That’s because the issue ads, also known as "electioneering communications," must be disclosed to the FEC only when they air on TV or radio in the weeks immediately preceding an election. It's a quirk in the election law that offers another way for deep-pocketed donors to influence votes without leaving any footprints.

Issue ads or electioneering communications are not covered by the same rules as campaign ads because they stop short of calling for the election or defeat of a particular candidate. But most won't fool most voters. Crossroads GPS, a group promoting GOP candidates and founded by strategist Karl Rove, launched an “issue advocacy initiative,” billed as costing $20 million, “to frame the national debate on jobs, the economy and the national debt,” according to a Crossroads press release. All of these ads criticized President Obama or Democratic senators that the group is trying to unseat. One national ad closed with the line, “There’s gotta be a way to take away President Obama’s blank check.” The ads also targeted five Democratic senators in fierce contests up for re-election: Claire McCaskill, D-Mo., Bill Nelson, D-Fla., Sherrod Brown, D-Ohio, Jon Tester, D-Mont., and Ben Nelson, D-Neb., who later decided not to run.

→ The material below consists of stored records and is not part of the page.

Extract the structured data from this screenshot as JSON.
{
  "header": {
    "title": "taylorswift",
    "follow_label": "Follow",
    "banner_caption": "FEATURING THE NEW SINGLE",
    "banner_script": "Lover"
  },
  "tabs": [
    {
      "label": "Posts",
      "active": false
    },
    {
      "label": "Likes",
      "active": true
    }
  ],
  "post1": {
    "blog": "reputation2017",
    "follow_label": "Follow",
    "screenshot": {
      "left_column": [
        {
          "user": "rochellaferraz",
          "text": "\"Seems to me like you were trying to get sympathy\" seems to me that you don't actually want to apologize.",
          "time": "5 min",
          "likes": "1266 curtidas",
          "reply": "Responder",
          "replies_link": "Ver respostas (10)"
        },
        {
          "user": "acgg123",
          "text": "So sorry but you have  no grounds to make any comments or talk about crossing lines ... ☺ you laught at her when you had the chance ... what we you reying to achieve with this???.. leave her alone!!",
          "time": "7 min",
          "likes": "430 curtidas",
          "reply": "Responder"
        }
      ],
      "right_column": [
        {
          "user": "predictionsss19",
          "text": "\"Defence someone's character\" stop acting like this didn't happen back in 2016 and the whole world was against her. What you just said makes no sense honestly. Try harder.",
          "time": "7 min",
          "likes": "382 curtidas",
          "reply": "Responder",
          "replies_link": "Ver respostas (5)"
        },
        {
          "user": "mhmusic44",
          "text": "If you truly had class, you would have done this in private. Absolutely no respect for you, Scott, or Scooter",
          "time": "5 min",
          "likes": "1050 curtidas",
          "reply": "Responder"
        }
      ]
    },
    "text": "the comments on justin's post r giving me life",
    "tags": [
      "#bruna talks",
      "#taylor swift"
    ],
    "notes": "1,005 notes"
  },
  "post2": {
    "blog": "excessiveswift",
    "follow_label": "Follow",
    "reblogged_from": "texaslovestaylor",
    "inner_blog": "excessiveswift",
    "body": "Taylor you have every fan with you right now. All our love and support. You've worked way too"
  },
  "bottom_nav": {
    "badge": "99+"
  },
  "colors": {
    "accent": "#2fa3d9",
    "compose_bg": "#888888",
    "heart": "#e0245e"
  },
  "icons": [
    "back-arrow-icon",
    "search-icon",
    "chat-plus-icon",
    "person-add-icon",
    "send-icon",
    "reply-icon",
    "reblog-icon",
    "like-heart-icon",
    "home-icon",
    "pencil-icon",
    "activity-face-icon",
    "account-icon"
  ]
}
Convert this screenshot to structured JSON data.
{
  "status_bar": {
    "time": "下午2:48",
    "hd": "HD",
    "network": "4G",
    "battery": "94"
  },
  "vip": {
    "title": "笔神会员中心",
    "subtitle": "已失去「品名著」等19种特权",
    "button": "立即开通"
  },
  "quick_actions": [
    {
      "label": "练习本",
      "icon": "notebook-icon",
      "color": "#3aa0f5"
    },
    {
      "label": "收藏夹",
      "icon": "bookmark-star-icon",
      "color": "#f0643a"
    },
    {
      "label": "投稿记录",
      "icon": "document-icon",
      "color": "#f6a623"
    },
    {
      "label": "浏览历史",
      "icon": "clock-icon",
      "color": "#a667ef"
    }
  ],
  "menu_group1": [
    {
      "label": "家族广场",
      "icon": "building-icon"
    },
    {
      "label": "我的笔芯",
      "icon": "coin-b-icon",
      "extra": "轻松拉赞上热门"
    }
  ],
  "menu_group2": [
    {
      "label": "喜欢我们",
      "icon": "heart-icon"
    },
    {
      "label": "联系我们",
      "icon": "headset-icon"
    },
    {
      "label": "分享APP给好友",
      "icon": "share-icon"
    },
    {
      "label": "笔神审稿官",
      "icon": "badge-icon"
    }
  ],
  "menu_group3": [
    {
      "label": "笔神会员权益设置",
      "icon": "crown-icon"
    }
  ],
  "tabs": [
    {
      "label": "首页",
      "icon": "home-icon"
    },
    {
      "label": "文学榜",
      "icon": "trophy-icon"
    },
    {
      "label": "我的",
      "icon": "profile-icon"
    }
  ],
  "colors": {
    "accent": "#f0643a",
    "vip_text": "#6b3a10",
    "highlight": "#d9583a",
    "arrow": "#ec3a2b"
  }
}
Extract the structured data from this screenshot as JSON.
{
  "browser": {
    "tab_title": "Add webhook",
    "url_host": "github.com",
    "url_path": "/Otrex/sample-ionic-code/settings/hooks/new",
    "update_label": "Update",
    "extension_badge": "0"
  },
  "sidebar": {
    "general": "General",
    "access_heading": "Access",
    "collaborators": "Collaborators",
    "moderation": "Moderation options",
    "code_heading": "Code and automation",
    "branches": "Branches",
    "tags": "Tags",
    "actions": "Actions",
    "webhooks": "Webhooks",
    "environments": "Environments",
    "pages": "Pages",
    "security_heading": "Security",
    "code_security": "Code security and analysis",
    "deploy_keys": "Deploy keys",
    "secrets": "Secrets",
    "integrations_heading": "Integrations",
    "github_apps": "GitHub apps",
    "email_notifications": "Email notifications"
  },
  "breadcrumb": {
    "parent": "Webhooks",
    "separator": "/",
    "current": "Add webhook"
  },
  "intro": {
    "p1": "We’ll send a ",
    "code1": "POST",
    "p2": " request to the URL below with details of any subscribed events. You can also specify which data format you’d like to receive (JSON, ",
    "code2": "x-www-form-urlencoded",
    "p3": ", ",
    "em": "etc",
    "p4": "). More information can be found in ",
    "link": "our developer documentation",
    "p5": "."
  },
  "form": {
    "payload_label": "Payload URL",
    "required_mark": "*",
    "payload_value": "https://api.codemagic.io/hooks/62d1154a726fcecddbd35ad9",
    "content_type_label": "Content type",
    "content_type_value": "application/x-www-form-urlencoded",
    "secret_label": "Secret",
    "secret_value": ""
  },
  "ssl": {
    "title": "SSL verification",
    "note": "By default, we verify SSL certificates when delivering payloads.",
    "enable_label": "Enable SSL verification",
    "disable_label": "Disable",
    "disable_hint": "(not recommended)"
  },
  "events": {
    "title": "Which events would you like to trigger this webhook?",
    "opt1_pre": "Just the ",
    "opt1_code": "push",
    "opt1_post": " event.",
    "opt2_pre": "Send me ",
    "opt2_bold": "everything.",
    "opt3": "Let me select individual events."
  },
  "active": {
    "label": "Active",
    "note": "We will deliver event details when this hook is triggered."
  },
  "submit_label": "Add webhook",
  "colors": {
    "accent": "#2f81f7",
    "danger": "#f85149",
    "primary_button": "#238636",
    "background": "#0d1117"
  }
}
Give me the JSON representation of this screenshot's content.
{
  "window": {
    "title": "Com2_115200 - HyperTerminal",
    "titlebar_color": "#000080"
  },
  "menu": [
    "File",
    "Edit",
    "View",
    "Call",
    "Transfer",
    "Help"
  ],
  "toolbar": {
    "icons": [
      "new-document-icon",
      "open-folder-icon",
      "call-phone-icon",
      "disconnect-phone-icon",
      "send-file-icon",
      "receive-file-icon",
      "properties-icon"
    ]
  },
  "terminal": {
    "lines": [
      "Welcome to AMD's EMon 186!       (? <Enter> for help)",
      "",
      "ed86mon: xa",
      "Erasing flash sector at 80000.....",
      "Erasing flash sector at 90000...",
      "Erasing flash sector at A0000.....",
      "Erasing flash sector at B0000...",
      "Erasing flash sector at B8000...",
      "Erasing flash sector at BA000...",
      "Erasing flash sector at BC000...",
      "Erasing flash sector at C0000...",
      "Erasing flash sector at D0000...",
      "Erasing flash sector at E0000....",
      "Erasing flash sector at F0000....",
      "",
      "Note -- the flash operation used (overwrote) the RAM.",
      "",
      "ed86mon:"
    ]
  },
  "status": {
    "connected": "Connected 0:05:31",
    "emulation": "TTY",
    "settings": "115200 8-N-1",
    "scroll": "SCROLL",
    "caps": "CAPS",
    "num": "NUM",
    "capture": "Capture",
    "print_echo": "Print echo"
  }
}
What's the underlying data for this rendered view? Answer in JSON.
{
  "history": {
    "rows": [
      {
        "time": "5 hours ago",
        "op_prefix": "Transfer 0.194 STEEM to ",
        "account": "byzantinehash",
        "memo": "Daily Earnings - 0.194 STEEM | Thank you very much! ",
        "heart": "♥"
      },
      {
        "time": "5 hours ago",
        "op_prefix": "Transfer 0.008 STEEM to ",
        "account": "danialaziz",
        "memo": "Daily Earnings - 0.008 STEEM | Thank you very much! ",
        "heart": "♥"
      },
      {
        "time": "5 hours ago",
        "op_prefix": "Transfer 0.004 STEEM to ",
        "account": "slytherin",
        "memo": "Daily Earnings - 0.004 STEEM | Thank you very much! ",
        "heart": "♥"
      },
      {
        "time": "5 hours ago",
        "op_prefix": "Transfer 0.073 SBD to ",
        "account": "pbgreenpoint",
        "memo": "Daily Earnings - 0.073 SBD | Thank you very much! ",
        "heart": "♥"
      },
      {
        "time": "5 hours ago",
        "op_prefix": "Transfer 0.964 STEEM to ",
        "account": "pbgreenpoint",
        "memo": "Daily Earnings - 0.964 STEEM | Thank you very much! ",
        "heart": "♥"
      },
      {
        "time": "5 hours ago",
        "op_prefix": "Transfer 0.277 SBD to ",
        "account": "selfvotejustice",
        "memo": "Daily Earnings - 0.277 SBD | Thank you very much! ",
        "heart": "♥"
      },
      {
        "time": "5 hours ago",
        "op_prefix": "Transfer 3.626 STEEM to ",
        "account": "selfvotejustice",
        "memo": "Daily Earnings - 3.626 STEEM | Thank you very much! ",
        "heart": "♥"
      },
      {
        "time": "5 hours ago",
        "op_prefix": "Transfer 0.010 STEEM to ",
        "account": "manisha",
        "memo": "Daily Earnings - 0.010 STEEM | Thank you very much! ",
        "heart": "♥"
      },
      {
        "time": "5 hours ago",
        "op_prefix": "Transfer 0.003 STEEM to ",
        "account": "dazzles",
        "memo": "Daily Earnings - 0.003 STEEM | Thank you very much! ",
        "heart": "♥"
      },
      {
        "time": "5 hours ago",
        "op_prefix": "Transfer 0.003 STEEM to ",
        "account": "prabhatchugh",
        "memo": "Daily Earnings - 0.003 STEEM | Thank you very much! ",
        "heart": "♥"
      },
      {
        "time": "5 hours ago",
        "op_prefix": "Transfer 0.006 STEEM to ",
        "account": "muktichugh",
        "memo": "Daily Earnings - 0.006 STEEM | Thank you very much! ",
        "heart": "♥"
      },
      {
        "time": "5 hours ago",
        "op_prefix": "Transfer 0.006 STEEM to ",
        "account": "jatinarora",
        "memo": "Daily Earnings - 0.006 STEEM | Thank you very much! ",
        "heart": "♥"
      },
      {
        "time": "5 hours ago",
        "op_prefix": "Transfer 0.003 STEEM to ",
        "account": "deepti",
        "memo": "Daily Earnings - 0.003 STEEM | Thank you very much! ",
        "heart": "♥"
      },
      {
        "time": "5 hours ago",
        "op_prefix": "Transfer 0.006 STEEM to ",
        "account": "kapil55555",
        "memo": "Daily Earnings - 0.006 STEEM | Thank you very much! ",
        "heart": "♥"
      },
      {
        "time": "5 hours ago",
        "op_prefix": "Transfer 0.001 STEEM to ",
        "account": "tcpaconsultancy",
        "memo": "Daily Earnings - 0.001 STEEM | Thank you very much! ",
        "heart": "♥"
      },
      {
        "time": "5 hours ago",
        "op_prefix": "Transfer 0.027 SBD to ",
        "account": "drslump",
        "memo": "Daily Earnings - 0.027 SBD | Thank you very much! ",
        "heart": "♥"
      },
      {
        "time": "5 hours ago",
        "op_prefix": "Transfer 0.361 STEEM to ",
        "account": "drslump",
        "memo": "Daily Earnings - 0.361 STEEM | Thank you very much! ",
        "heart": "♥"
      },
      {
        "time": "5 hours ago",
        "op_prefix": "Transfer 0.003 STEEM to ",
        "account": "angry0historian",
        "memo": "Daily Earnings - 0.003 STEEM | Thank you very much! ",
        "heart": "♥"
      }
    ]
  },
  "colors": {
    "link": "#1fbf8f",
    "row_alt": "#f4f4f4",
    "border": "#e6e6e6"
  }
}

Why aren’t these ads required to be disclosed to the FEC?

All ad buys by third-party groups that expressly call for the election or defeat of a candidate must be disclosed to the FEC as independent expenditures. Electioneering communications, on the other hand, must be reported to the FEC only if they: 

  • Fall within 60 days of a general election or 30 days of a primary or national conventions.
  • Air on TV or radio or via cable or satellite – so no Internet or print ads are covered.
  • Name a federal candidate.
  • Target voters in the candidate’s state or district.
  • Aggregate to at least $10,000 in a calendar year (when combined with other electioneering communications by the same entity)

What are we missing?

Groups that run electioneering ads within the FEC's disclosure window — 30 days before a primary election or 60 days before a general election — must provide the public with the following information about them:

  • The amount of the buy
  • The names of the candidates mentioned
  • The state and, if applicable, the district, where it’s airing
  • Who was paid to make the ad
  • The date of the expenditure and the date the ads hit the airwaves
  • The individual (or person within an organization) executing the buy

Why aren't outside groups required to disclose more?

Regulation of some issue ads by outside groups started in 2002, with the passage of the Bipartisan Campaign Reform Act, known as McCain-Feingold after it’s co-authors, Sen. John McCain, R-Ariz., and former Sen. Russ Feingold, D-Wis. The act defined electioneering communications and banned corporations and unions from making them. Thanks to recent court decisions, including Citizens United, the corporate and union ban has been lifted but the disclosure requirement still stands.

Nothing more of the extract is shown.